The purpose of this notebook is to use a dataset that was scraped from Ballchasing.com to programmatically parse user profiles on Rocketleague.tracker.network to gather player stats.
- Read in ballchasing data to dataframe
- iterate through each game and send the name of the player to RL Tracker. Look up the player via steam ID or xbox/psn name
- grab stats from profile - lifetime wins, goal/shot ratio, 1v1 rating (MMR)

In [None]:
import pandas as pd
import numpy as np
import requests
import json
from bs4 import BeautifulSoup
from requests_html import HTMLSession

In [None]:
ballchasing = pd.read_excel('Ballchasing_data_Nov-01-2021.xlsx', index_col = 0, dtype = {'player2_steam_id':'str'})

https://stackoverflow.com/questions/67209947/python-cant-scrape-data-from-my-targeted-site-anymore-using-re-requests-and

In [None]:
headers = {
    "User-Agent": "Mozilla/5.0 (X11; Ubuntu; Linux x86_64; rv:87.0) Gecko/20100101 Firefox/87.0"
}

Loop through the dataframe and grab p1 steam id, request the webpage, save the data to columns p1_wins, p1_goalshot_ratio, p1_mmr

In [None]:
base_url = 'https://api.tracker.gg/api/v2/rocket-league/standard/profile/'

In [None]:
ballchasing.head()

In [None]:
ballchasing['p1_profile'] = base_url + 'steam/' + ballchasing['player1_steam_id'].map(str)

In [None]:
ballchasing.head()

In [None]:
p1_url_list = ballchasing['p1_profile'].tolist()

Now, using that list, iterate over it and get response from website and get data:

In [None]:
p1_wins_list = []
p1_mmr = []
p1_gs_ratio = []
num_loops = 0

#for each player profile in the list:
for i in range(len(p1_url_list)):
    
    # get the response for each player profile
    response = requests.get(p1_url_list[i], headers=headers)
    
    # if the page doesnt exist (profile is private, deleted, etc.), append "null" for each stat and skip to next iteration
    if response.status_code != 200:
        p1_wins_list.append('null')
        p1_mmr.append('null')
        p1_gs_ratio.append('null')
        
        continue
    
    # if it does exist, format data as json and append each of the stats to their own list
    data = response.json()
    p1_wins_list.append(data['data']['segments'][0]['stats']['wins']['value'])
    try:
        p1_mmr.append(data['data']['segments'][2]['stats']['rating']['value'])
    except IndexError:
        p1_mmr.append('null')
    p1_gs_ratio.append(round(data['data']['segments'][0]['stats']['goalShotRatio']['value'], 2))
    
    print(num_loops)
    num_loops += 1

-------------------------

Now that i have p1 stats, I can append them to the df as a column and then go get p2 stats.

In [None]:
ballchasing['p1_wins'] = p1_wins_list
ballchasing['p1_mmr'] = p1_mmr
ballchasing['p1_gs_ratio'] = p1_gs_ratio
#wont work until I fully run the loop and get every piece of data.

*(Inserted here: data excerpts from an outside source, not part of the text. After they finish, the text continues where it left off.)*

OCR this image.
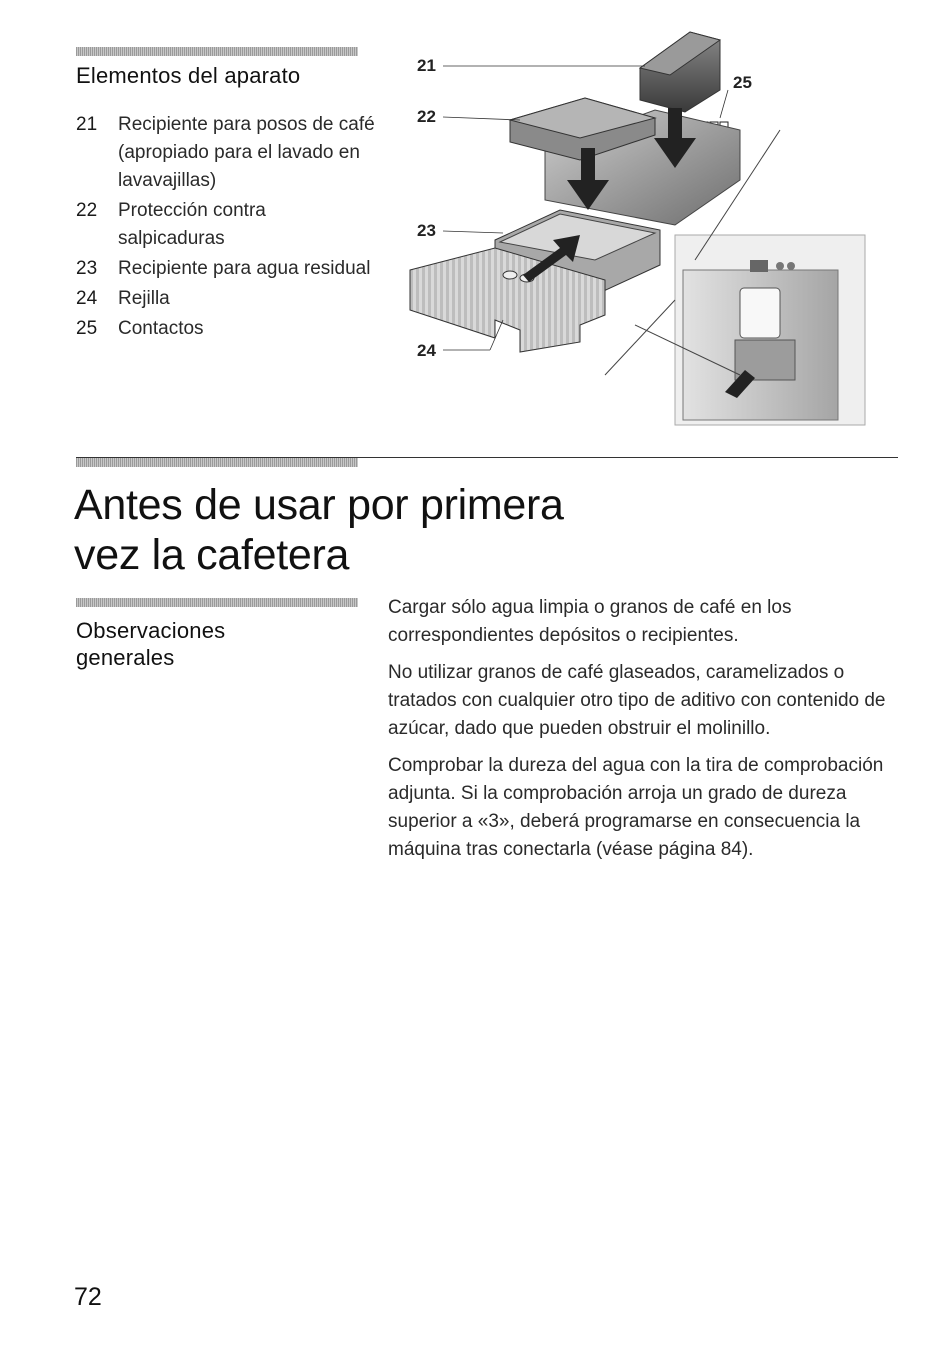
Elementos del aparato
21	Recipiente para posos de café (apropiado para el lavado en lavavajillas)
22	Protección contra salpicaduras
23	Recipiente para agua residual
24	Rejilla
25	Contactos
21
22
23
24
25
Antes de usar por primera
vez la cafetera
Observaciones
generales

Cargar sólo agua limpia o granos de café en los correspondientes depósitos o recipientes.

No utilizar granos de café glaseados, caramelizados o tratados con cualquier otro tipo de aditivo con contenido de azúcar, dado que pueden obstruir el molinillo.

Comprobar la dureza del agua con la tira de comprobación adjunta. Si la comprobación arroja un grado de dureza superior a «3», deberá programarse en consecuencia la máquina tras conectarla (véase página 84).

72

get p2 stats - trickier now, because I don't have a steam ID - will have to construct a list of URLs with their platform and username.

In [None]:
ballchasing.head()

In [None]:
ballchasing['p2_profile'] = np.where(ballchasing['player2_platform'] == 'steam', base_url + 'steam/' + ballchasing['player2_steam_id'].map(str),'null')

ballchasing['p2_profile'] = np.where(ballchasing['player2_platform'] == 'xbox', base_url + 'xbox/' + ballchasing['player2_name'],ballchasing['p2_profile'])

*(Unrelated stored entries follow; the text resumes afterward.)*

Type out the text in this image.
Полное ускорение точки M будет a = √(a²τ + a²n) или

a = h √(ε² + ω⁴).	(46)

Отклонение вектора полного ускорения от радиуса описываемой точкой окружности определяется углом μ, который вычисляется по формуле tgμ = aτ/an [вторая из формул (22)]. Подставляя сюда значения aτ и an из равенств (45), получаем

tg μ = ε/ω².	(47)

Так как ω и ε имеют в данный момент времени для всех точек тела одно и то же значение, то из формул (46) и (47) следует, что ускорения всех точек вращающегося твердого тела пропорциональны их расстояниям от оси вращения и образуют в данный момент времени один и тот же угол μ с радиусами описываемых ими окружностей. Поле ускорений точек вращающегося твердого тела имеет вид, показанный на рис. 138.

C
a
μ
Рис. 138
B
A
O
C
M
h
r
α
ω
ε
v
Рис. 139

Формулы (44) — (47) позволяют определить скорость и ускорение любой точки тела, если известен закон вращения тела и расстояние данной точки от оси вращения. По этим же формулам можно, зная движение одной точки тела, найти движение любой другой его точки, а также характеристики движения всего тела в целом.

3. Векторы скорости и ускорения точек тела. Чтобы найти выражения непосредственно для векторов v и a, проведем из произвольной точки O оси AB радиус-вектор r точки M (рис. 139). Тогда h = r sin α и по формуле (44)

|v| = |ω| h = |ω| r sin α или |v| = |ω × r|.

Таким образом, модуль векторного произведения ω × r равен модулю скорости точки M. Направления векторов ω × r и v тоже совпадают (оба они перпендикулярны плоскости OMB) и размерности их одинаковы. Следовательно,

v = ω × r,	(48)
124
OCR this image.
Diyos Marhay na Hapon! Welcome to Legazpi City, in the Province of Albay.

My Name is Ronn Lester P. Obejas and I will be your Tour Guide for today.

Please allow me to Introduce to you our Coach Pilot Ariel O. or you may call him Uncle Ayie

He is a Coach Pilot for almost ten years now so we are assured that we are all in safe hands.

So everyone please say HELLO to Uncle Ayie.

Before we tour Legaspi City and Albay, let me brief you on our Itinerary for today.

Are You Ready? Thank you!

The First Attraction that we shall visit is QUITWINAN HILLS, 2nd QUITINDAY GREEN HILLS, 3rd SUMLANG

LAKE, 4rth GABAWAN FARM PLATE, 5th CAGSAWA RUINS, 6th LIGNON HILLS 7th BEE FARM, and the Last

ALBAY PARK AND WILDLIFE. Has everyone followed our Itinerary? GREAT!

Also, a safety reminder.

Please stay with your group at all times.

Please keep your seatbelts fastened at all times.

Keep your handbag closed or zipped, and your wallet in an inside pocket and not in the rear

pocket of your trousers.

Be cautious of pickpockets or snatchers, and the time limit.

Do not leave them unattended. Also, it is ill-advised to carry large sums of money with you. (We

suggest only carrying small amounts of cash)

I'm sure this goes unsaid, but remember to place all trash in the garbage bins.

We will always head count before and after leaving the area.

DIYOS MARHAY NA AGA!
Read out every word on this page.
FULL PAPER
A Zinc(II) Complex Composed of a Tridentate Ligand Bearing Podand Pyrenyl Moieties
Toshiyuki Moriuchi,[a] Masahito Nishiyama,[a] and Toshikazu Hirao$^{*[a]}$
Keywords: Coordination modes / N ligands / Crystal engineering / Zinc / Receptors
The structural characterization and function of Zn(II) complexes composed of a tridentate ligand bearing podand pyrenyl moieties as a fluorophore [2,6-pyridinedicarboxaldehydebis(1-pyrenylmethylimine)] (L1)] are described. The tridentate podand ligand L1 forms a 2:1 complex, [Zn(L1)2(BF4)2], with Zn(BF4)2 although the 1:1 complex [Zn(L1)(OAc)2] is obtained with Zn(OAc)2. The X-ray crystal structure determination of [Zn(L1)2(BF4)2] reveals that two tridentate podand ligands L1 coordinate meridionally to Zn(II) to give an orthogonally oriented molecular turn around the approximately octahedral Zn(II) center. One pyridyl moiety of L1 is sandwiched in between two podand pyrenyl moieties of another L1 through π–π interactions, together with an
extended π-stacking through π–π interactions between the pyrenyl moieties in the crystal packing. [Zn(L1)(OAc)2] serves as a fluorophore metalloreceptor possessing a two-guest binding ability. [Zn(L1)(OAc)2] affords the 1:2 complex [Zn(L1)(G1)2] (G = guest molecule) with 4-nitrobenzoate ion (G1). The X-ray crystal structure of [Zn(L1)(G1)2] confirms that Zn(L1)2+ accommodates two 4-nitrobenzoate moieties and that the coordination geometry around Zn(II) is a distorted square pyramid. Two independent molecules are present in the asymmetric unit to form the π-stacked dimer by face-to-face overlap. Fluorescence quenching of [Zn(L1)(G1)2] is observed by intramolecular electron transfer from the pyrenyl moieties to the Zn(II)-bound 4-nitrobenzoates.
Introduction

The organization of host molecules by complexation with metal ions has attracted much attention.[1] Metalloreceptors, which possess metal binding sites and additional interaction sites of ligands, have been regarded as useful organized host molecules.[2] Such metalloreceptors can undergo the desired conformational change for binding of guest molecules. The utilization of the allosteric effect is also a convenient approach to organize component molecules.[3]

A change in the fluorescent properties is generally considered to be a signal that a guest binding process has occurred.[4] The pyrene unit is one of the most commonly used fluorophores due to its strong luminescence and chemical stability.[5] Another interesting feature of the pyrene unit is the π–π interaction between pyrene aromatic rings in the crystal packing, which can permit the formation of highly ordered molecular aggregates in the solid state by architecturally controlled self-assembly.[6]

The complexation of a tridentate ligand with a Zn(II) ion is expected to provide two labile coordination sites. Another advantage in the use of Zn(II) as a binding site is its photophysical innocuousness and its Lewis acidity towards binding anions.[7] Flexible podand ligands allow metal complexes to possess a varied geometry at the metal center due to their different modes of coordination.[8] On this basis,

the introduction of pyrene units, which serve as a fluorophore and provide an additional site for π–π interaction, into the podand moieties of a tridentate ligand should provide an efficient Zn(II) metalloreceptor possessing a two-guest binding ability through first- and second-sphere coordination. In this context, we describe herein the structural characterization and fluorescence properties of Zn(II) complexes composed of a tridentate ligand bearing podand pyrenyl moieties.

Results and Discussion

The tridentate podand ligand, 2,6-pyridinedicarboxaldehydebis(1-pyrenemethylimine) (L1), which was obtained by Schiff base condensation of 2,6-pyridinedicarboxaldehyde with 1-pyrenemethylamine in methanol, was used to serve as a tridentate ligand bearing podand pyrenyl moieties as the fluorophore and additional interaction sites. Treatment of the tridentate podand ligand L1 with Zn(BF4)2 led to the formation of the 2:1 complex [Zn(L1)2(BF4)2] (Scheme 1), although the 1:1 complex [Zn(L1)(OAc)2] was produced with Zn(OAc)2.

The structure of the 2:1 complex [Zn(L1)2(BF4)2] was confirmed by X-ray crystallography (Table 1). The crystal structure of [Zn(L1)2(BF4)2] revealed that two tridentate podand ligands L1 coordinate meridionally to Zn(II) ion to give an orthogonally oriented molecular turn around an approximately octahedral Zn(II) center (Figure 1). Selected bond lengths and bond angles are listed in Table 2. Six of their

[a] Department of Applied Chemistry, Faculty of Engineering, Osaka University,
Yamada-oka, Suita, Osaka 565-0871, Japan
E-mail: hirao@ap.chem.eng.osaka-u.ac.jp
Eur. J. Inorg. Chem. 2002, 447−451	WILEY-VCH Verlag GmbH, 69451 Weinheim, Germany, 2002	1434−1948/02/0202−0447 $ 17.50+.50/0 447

ballchasing['p2_profile'] = np.where(ballchasing['player2_platform'] == 'epic', base_url + 'epic/' + ballchasing['player2_name'],ballchasing['p2_profile'])

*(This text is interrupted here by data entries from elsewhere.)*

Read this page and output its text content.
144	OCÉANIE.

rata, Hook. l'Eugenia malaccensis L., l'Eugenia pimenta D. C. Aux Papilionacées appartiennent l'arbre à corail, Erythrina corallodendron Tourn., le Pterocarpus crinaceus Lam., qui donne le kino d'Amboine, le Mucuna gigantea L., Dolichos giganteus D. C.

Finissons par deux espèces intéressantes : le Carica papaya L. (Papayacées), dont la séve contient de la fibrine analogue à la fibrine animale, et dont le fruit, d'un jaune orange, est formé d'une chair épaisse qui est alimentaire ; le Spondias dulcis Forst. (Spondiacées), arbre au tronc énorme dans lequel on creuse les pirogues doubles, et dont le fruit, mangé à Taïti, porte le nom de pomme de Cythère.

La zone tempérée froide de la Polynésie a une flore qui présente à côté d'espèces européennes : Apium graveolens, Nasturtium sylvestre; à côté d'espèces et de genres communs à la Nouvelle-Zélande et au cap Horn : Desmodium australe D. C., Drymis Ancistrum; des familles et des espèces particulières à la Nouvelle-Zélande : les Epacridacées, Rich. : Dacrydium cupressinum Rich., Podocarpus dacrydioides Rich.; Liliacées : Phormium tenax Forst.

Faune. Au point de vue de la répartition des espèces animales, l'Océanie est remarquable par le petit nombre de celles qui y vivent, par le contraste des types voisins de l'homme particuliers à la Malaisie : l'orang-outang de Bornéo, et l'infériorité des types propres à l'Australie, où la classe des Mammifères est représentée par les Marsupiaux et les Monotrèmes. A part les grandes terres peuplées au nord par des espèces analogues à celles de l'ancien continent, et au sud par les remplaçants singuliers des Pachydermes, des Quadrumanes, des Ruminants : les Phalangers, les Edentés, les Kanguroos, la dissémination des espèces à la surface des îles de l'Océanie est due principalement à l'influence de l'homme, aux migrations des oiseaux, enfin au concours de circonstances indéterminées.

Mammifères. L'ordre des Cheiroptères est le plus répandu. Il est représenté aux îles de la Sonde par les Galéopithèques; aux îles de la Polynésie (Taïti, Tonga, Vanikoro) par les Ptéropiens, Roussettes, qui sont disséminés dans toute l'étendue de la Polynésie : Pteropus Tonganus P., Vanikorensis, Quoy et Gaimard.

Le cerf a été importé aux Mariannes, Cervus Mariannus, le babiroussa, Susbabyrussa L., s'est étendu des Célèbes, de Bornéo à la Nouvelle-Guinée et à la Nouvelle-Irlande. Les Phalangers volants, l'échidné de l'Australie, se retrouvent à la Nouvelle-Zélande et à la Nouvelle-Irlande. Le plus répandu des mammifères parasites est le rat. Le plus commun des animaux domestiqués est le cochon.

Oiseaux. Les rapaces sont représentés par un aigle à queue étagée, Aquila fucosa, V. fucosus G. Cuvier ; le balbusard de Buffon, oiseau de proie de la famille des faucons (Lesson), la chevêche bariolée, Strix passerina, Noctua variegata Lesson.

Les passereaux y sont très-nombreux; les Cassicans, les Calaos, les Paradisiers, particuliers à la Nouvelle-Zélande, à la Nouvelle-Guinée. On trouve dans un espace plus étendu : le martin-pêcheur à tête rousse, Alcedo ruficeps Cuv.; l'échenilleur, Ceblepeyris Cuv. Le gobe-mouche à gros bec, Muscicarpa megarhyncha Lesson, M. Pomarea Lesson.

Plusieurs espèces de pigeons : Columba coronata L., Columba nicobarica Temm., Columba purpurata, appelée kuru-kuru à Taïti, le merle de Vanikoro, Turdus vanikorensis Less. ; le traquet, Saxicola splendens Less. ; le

ballchasing['p2_profile'] = np.where(ballchasing['player2_platform'] == 'ps4', base_url + 'ps4/' + ballchasing['player2_name'],ballchasing['p2_profile'])



In [None]:
ballchasing['p2_profile'].iloc[0]

In [None]:
p2_url_list = ballchasing['p2_profile'].tolist()

repeat code from above but for p2:

In [None]:
p2_wins_list = []
p2_mmr = []
p2_gs_ratio = []
num_loops = 0

#for each player profile in the list:
for i in range(len(p2_url_list)):
    
    if p2_url_list[i] == 'null':
        p2_wins_list.append('null')
        p2_mmr.append('null')
        p2_gs_ratio.append('null')
        continue
    
    else:
        # get the response for each player profile
        response = requests.get(p2_url_list[i], headers=headers)

        # if the page doesnt exist (profile is private, deleted, etc.), append "null" for each stat and skip to next iteration
        if response.status_code != 200:
            p2_wins_list.append('null')
            p2_mmr.append('null')
            p2_gs_ratio.append('null')
            print(response.status_code)
            continue

        # if it does exist, format data as json and append each of the stats to their own list
        data = response.json()
        p2_wins_list.append(data['data']['segments'][0]['stats']['wins']['value'])
        try:
            p2_mmr.append(data['data']['segments'][2]['stats']['rating']['value'])
        except IndexError:
            p2_mmr.append('null')
        p2_gs_ratio.append(round(data['data']['segments'][0]['stats']['goalShotRatio']['value'], 2))

        print(num_loops)
        num_loops += 1

Then take the lists and add them to the dataframe:

In [None]:
ballchasing['p2_wins'] = p2_wins_list
ballchasing['p2_mmr'] = p2_mmr
ballchasing['p2_gs_ratio'] = p2_gs_ratio
#wont work until you fully run the loop and get every piece of data so that list lengths match.